First, looking at the 10Q that was filed back in early June, it appears that Hurco is firing on all cylinders. The real growth for Hurco seems to be in Europe. Both the quarter and the six month sales as a percent of the total were 67% for Europe. In the most recent three months, Hurco experienced an increase in sales in Europe of 30%, and 50% for the 6 month period. North American sales were down 8% while Asian sales were up 2% qoq. Exchange rates boosted the increase for Europe, accounting for 12% of the increase over the previous year's quarter, a significant figure that should be kept in mind when looking at earnings growth. When looking at sales by product category, the largest increase is in machine tools rather than service fees and parts, a good indication for growth in the fundamental business. As more machines are sold to clients, service fees and parts should also increase, although at a slower rate. Most importantly, it looks like the market has heartily embraced the next generation of Hurco machine tools at the higher price points than the older machines.

Last year when I posted, there was a lot of uncertainty regarding HURC. Only one analyst covered them (I think there are now two), and that analyst was projecting a 5 year growth rate of 4% with a resultant PEG of over 2.5. At the time that didn't make sense to me since qoq earnings growth was in the neighborhood of 16%. The margin of safety seemed great enough that I took the plunge, though not with a full position. The months that followed continued to be cloudy, or I would have added to my position. Perfect hindsight, of course, has caused me to bruise myself from the self inflicted kicking :-)
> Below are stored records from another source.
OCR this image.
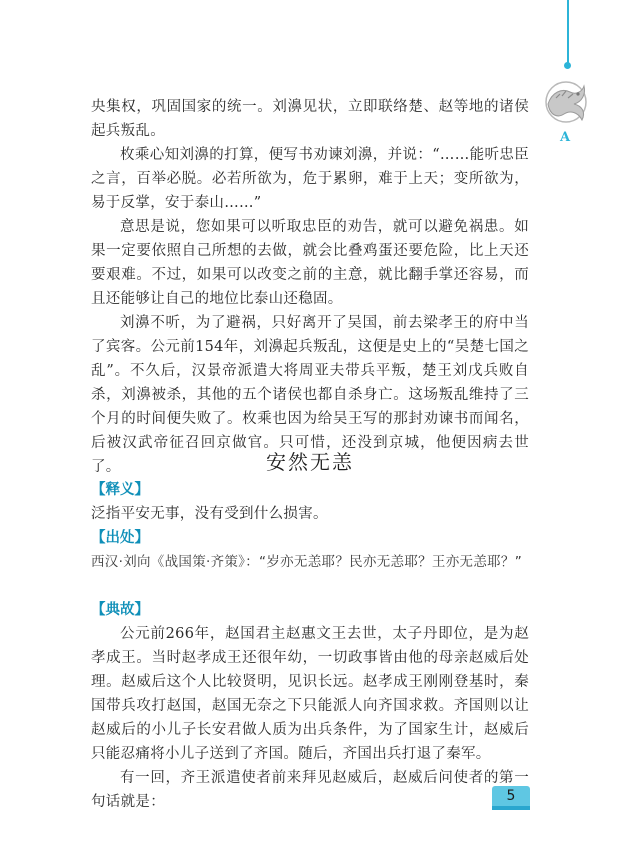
A

央集权，巩固国家的统一。刘濞见状，立即联络楚、赵等地的诸侯起兵叛乱。

枚乘心知刘濞的打算，便写书劝谏刘濞，并说：“……能听忠臣之言，百举必脱。必若所欲为，危于累卵，难于上天；变所欲为，易于反掌，安于泰山……”

意思是说，您如果可以听取忠臣的劝告，就可以避免祸患。如果一定要依照自己所想的去做，就会比叠鸡蛋还要危险，比上天还要艰难。不过，如果可以改变之前的主意，就比翻手掌还容易，而且还能够让自己的地位比泰山还稳固。

刘濞不听，为了避祸，只好离开了吴国，前去梁孝王的府中当了宾客。公元前154年，刘濞起兵叛乱，这便是史上的“吴楚七国之乱”。不久后，汉景帝派遣大将周亚夫带兵平叛，楚王刘戊兵败自杀，刘濞被杀，其他的五个诸侯也都自杀身亡。这场叛乱维持了三个月的时间便失败了。枚乘也因为给吴王写的那封劝谏书而闻名，后被汉武帝征召回京做官。只可惜，还没到京城，他便因病去世了。	安然无恙
【释义】

泛指平安无事，没有受到什么损害。

【出处】

西汉·刘向《战国策·齐策》：“岁亦无恙耶？民亦无恙耶？王亦无恙耶？”

【典故】

公元前266年，赵国君主赵惠文王去世，太子丹即位，是为赵孝成王。当时赵孝成王还很年幼，一切政事皆由他的母亲赵威后处理。赵威后这个人比较贤明，见识长远。赵孝成王刚刚登基时，秦国带兵攻打赵国，赵国无奈之下只能派人向齐国求救。齐国则以让赵威后的小儿子长安君做人质为出兵条件，为了国家生计，赵威后只能忍痛将小儿子送到了齐国。随后，齐国出兵打退了秦军。

有一回，齐王派遣使者前来拜见赵威后，赵威后问使者的第一句话就是：	5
What a difference a few months can make! That same analyst is now projecting a 5 year growth rate of 27% with a PEG of .57. My own assessment yields somewhat different numbers, but still very respectable. 2007 eps should be around $3.18 (up considerably from earlier estimates last year of $2.76), an increase of 31% over 2006. 2008 eps is pegged at $3.82, another increase of 20%. Of course this demonstrated performance has now doubled the single digit ttm p/e from last year to about 19 now. Looking at growth for this year or next, however, still gives a PEG ratio of below 1.
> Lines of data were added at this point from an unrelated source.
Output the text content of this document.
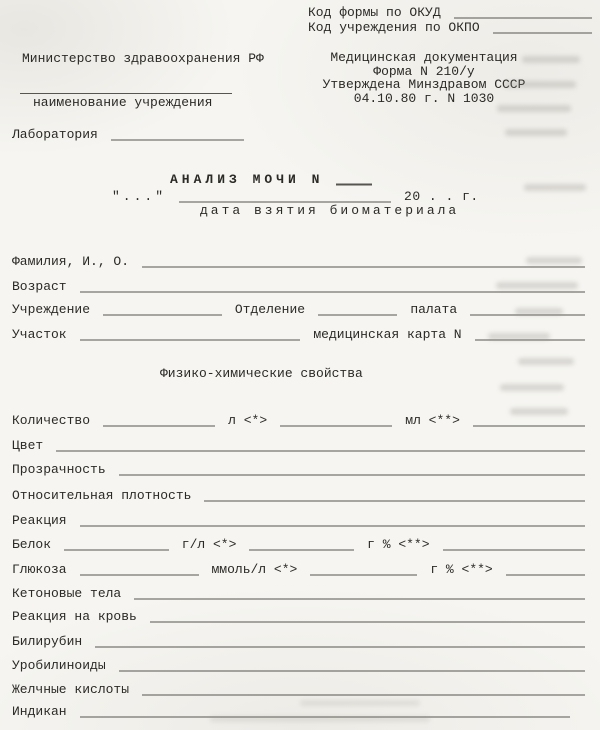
Код формы по ОКУД
Код учреждения по ОКПО
Министерство здравоохранения РФ	Медицинская документация
Форма N 210/у
Утверждена Минздравом СССР
04.10.80 г. N 1030
наименование учреждения
Лаборатория
АНАЛИЗ МОЧИ N
"..."	20 . . г.
дата взятия биоматериала
Фамилия, И., О.
Возраст
Учреждение	Отделение	палата
Участок	медицинская карта N
Физико-химические свойства
Количество	л <*>	мл <**>
Цвет
Прозрачность
Относительная плотность
Реакция
Белок	г/л <*>	г % <**>
Глюкоза	ммоль/л <*>	г % <**>
Кетоновые тела
Реакция на кровь
Билирубин
Уробилиноиды
Желчные кислоты
Индикан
My own back of the envelope calculations give me the following: 2008 eps of $3.82 x p/e of 20 = $76.40. From today's closing price of $54.09, that's an increase of a little over 41% over the next 18 months. Music to my portfolio! I figure that a buy under $59 will yield at least a 20% CAGR, the target appreciation I always look for.

Of course HURC is not without its risks. There are those that would point to the cyclicality of the sector and while that may be true for North America, it appears that in Europe and Asia - Hurco's predominant market - it's on the upswing. Exchange rates could reverse, though I don't see the dollar gaining serious ground on the Euro, and Hurco seems fairly savvy with their currency hedge. And then there's just the perturbations of a small cap that can drive one to distraction.
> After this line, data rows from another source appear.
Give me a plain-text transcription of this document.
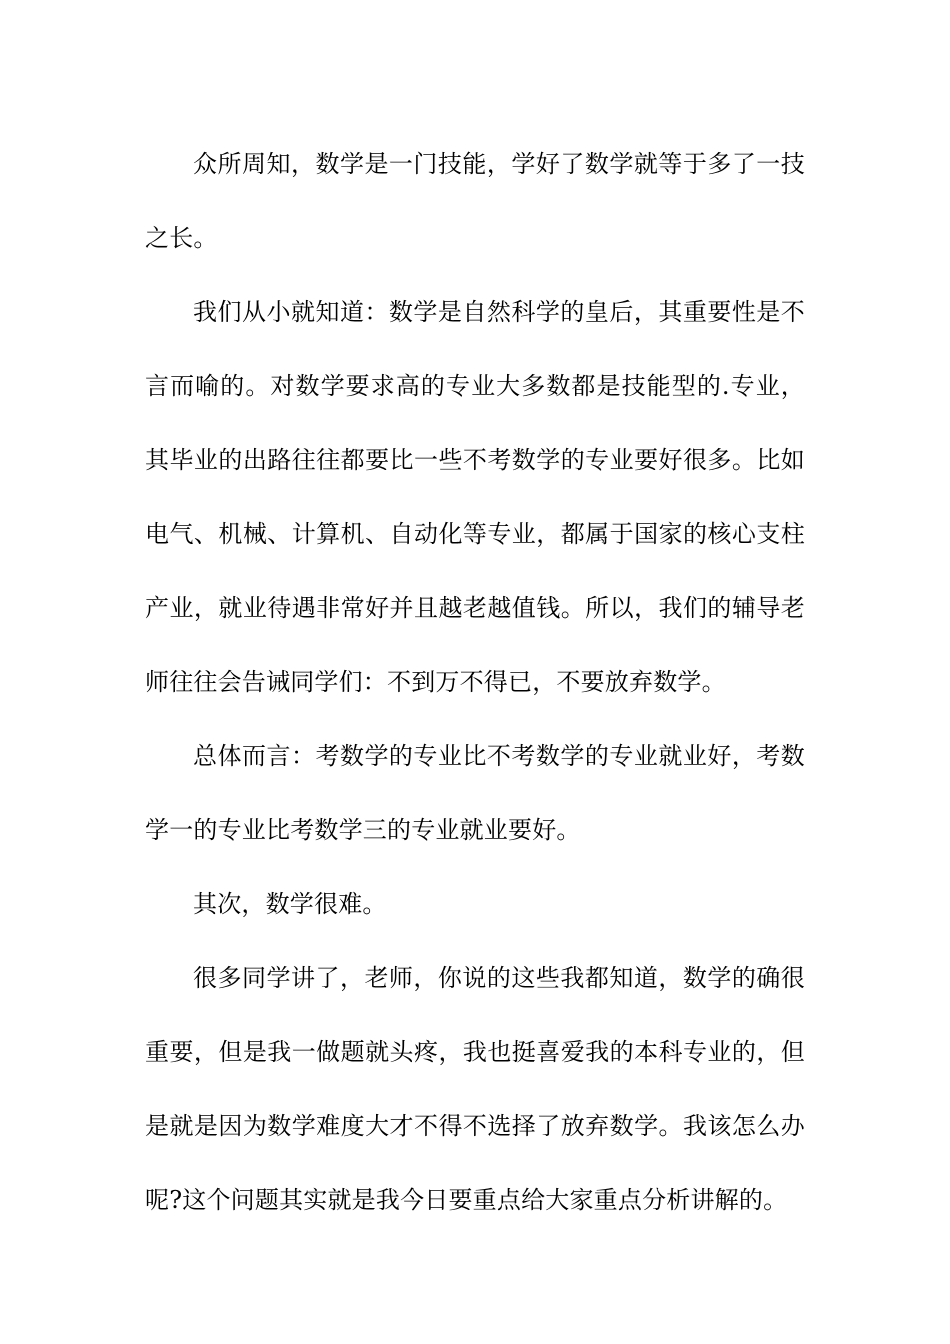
众所周知，数学是一门技能，学好了数学就等于多了一技之长。

我们从小就知道：数学是自然科学的皇后，其重要性是不言而喻的。对数学要求高的专业大多数都是技能型的.专业，其毕业的出路往往都要比一些不考数学的专业要好很多。比如电气、机械、计算机、自动化等专业，都属于国家的核心支柱产业，就业待遇非常好并且越老越值钱。所以，我们的辅导老师往往会告诫同学们：不到万不得已，不要放弃数学。

总体而言：考数学的专业比不考数学的专业就业好，考数学一的专业比考数学三的专业就业要好。

其次，数学很难。

很多同学讲了，老师，你说的这些我都知道，数学的确很重要，但是我一做题就头疼，我也挺喜爱我的本科专业的，但是就是因为数学难度大才不得不选择了放弃数学。我该怎么办呢?这个问题其实就是我今日要重点给大家重点分析讲解的。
My own assessment still suggests there's value in Hurco and even though its price has more than doubled over the past year, there's still room for this one to make some nice gains from here. The outlook for earnings is good, cash flows have been good, debt is negligible and the p/e is not unreasonable. The margin of safety may be a bit more slim than it was at half the price, but I think there's more clarity to the future potential for this small cap.